Se per domare l’inflazione si dovesse cadere in recessione, la correzione delle Borse non sarebbe finita qui e dovrebbe riprendere.

 

Fonte: Financial Times

Potrebbe accadere una recessione anche in Europa? E in Italia?

Forse i mercati è quello che hanno a un certo punto pensato oggi, perché tra le altre cose sono usciti i dati di aprile sull’andamento dei depositi (+5,4% nei dodici mesi) e sugli impieghi delle banche verso le imprese (+1,8% nei dodici mesi). In altri termini, nonostante tutto il cavallo “beve ancora poco” e famiglie e imprese continuano ad alzare la guardia, accrescendo il risparmio precauzionale, date le condizioni di estrema incertezza. La mancanza di fiducia e il dilagare dell’incertezza sono responsabili del fatto che nel 2022 la crescita del Pil ci sarà, ma secondo la Banca d’Italia a questo punto non andrà oltre il 3%: veramente poco, siccome siamo entrati nel 2022 con una crescita acquisita (pari al Pil di fine anno sulla media 2021) del 2,2 percento. Inoltre, nella classifica dell’Eurozona, l’Italia è stata il terz’ultimo paese per crescita nel primo trimestre del 2022, un record negativo da parte del paese che ha ricevuto più fondi sul programma Next Generation EU / PNRR.  

Ottimisti o pessimisti? 

L’insieme di queste condizioni ha esacerbato le condizioni sui mercati di venerdì 10 giugno. E’ possibile essere ottimisti? Diciamo che è possibile escludere il peggiore degli scenari, ossia quello di crisi finanziaria che nasca nel settore bancario privato. Questo perché le condizioni dei bilanci delle istituzioni finanziarie, in Italia e all’estero, sono davvero migliori di quelle del 2009. Allora molti crediti dubbi erano in poste invisibili fuori bilancio e il leverage medio era molto alto.

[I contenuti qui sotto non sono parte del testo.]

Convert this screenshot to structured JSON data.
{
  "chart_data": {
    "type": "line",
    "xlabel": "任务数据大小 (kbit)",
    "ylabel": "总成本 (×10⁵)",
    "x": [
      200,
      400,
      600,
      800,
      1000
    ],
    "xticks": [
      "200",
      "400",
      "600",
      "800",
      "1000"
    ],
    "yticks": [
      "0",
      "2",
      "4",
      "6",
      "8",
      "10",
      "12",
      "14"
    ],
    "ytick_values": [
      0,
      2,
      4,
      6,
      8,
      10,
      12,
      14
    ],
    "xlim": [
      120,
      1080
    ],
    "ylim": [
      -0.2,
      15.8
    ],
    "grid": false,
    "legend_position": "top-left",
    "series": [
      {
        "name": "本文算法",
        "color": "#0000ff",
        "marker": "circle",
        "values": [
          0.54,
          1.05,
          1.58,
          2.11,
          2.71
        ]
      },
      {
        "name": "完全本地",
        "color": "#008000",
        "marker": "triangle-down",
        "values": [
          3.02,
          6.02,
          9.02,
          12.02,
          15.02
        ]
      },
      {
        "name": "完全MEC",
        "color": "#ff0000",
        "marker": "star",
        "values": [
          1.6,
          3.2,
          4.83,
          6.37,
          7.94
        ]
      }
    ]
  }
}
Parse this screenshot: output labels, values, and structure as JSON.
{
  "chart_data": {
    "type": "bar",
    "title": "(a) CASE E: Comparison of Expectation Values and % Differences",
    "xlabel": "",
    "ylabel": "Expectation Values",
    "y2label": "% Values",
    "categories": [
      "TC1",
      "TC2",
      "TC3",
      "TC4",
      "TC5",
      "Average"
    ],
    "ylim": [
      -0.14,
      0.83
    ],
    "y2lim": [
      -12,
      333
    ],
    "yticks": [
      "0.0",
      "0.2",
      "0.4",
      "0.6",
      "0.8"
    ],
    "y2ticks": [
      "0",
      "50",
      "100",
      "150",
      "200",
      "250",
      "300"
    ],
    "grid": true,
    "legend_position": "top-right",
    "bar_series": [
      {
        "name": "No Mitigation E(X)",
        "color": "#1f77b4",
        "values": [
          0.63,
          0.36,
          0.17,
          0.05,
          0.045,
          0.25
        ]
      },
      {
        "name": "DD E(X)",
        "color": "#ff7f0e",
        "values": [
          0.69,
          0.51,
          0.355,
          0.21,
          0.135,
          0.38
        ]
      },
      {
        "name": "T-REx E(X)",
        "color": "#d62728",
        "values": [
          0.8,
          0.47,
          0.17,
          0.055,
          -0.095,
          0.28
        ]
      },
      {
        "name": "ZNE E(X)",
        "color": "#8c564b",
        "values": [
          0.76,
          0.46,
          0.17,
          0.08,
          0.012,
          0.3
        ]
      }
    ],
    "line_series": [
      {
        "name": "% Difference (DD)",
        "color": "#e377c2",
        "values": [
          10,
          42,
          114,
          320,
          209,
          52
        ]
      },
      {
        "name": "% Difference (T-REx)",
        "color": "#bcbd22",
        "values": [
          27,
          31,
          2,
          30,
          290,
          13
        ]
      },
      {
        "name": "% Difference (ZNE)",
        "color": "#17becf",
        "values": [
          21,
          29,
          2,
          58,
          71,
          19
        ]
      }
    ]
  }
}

Oggi i rischi si sono ridotti, i patrimoni si sono rafforzati e i leverage sono più equilibrati, dopo anni di politiche monetarie favorevoli ai bilanci delle banche. Il punto più debole dei sistemi economici è l’incognita sul grado di severità della politica monetaria per controllare l’inflazione, sia in Usa che in Europa, e particolarmente in Europa l’impatto di questo sulle condizioni fiscali dei bilanci dei paesi più indebitati (come l’Italia, che non a caso ha visto il suo spread salire a 233, mentre quello spagnolo per dire è rimasto a 123, quello portoghese a 125. L’Italia invece è vicina allo spread della Grecia di 288).

La situazione va certo attentamente monitorata, ma crediamo che l’allarme dei mercati sia stato eccessivo.

Possono sembrare molti 3,8 punti di tasso di interesse decennale sui titoli di Stato, ma negli ultimi anni il ministero dell’Economia ha lavorato alacremente per allungare a 7,6 anni la vita media residua del debito italiano, quindi gli aumenti dei tassi di interesse si riflettono con molta lentezza sullo stock di debito, dando tempo al Pil di prendere la sua rincorsa e riassorbirlo, per quanto possa. Questi erano i piani con il PNRR, che non sono cambiati e sono ancora possibili, pur di calare a terra gli investimenti del PNRR appena possibile e pur di ripristinare un po’ di fiducia nel sistema, perché i risparmi si scongelino e si impieghino finalmente nell’economia.

Le notizie giornaliere di guerra e i rincari dei generi necessari non rappresentano un contesto favorevole, ma la situazione non è da crisi né da collasso. Semmai, il momento di darsi da fare.